If Borte and Crowe had more of a sense of humor about all this, you could call Unhinged a malicious little satire about thwarted masculinity. (That Tom drives a big-ass truck at least indicates that he’s trying to compensate for some deficiency.) But the movie’s cheesy scare sequences and cardboard characters suggest that Unhinged isn’t really interested in investigating any of its deeper meanings. Like most exploitation films, Unhinged is just grabbing a societal anxiety as an excuse for some onscreen mayhem. The filmmakers seem to care more about an excruciatingly lame tagline that Rachel utters when she finally dispenses with Tom than what this movie has to say about our poisonous times.

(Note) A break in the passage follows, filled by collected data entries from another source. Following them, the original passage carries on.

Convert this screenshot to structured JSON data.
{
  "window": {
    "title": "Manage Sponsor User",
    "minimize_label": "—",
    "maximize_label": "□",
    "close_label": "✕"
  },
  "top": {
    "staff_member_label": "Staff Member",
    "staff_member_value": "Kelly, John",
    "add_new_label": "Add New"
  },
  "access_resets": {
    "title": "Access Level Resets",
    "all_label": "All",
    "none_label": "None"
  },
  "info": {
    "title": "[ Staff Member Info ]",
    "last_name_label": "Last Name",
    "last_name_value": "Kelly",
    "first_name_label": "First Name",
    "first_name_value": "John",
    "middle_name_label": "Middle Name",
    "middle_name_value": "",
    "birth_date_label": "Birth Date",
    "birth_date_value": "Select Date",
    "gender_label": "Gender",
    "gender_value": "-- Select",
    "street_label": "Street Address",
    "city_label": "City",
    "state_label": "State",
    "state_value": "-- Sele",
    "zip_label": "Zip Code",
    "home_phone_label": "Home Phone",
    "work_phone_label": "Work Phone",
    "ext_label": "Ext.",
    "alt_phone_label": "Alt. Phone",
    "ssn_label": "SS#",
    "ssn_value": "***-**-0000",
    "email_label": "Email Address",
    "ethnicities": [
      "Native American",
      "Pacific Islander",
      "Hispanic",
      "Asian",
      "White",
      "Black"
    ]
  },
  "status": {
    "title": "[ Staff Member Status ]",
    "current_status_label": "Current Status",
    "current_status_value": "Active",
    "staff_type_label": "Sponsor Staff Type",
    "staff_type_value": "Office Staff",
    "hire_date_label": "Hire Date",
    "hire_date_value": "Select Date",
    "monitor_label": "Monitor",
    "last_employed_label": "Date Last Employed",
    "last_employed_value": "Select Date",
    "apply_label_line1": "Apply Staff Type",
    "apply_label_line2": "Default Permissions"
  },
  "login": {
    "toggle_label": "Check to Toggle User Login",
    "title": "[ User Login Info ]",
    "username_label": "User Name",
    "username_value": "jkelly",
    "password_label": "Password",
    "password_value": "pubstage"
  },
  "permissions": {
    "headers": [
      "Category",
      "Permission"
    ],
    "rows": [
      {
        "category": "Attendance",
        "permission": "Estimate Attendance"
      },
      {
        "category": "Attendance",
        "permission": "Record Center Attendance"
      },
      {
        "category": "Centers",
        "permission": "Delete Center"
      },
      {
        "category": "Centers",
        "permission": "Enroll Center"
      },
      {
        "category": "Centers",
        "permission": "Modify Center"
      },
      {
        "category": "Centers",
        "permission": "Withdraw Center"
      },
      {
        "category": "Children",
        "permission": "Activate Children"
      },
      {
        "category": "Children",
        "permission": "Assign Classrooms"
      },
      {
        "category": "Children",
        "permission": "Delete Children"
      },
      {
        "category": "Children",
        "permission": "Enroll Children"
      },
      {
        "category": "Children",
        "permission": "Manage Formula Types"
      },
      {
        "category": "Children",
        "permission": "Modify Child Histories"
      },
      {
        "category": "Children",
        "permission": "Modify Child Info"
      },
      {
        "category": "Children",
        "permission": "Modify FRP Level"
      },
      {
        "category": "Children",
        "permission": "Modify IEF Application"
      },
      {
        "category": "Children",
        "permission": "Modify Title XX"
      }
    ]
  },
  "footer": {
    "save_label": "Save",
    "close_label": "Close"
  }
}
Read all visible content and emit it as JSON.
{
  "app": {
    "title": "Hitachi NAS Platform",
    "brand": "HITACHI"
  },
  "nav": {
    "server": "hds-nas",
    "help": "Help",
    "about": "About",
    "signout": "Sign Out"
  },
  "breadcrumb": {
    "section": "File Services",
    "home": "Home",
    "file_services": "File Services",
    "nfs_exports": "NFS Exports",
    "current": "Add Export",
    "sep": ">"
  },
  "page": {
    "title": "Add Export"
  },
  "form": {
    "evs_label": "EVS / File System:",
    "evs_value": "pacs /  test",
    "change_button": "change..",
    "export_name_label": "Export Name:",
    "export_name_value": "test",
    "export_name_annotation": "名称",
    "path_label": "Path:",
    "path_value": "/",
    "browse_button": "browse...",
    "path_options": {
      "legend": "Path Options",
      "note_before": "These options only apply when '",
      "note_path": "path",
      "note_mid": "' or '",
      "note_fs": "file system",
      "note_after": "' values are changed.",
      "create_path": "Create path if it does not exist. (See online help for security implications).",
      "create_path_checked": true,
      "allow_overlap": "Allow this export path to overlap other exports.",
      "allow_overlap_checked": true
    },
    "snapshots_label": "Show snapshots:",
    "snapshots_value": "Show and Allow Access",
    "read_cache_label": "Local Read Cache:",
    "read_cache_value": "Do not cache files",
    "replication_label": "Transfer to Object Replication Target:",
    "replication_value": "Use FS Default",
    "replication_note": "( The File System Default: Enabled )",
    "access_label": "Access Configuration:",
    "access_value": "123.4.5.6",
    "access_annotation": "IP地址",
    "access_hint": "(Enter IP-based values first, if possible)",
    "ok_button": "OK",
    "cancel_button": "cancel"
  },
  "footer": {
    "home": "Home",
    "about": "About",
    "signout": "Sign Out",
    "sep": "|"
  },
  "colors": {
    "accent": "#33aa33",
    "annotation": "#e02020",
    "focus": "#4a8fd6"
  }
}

The closest Unhinged gets to self-reflection is through Crowe’s performance. He’s been a star for a good long while now, but it’s fair to say his Hollywood fame has long since peaked. Somewhat fittingly, the Crowe we see in Unhinged is heavy-set, joyless, vindictive. You could easily conflate the aggrieved character with the actor’s public persona — particularly his penchant for violent outbursts — and, as a result, Tom in some ways feels like Crowe candidly acknowledging his resentful, past-his-prime modern reality. Forget that that’s all just baseless speculation on my part: In Unhinged, Crowe very believably plays an enraged, entitled everyman who doesn’t understand why things haven’t worked out for him. As monstrous as Tom can be, there’s also something profoundly pathetic about this bogeyman — a recognition that, deep down, he knows he’s a loser. Rachel is hardly an ass-kicking physical specimen — Tom could easily overpower her — and so his dogged pursuit of vengeance is mostly just sad. He’ll kill her if that’s what it takes to make her respect him as a man.

Caren Pistorius as Rachel

Consisting of roughly 80 minutes of so-so car chases and overwrought cell phone exchanges, Unhinged isn’t pulpy enough to be a grindhouse treat nor zeitgeist-y enough to get into your psyche. But even if you want to commend the movie for pinpointing the legion of undeservedly wounded white guys prevalent in our society, consider the fact that there’s a subtle sexism going on within the film, too. Directed by a man (Borte) and written by a man (Carl Ellsworth), Unhinged reduces Rachel — ostensibly the film’s main character — to a scatterbrained, harried single mom who’s not nearly as arresting as the brooding, scary man who’s pursuing her. She’s less a person than a potential victim — apparently, she’s not someone worth developing or exploring. 

Unhinged may ultimately be about the terror of being hunted by bad men, but it also exists in an entertainment climate in which bad men (and their feelings) are still considered inherently more dynamic and dramatic than everyday women. In that sense, Tom gets his wish: He’s the film’s alpha, while Rachel is relegated to the sidelines of her own movie. That’ll teach her.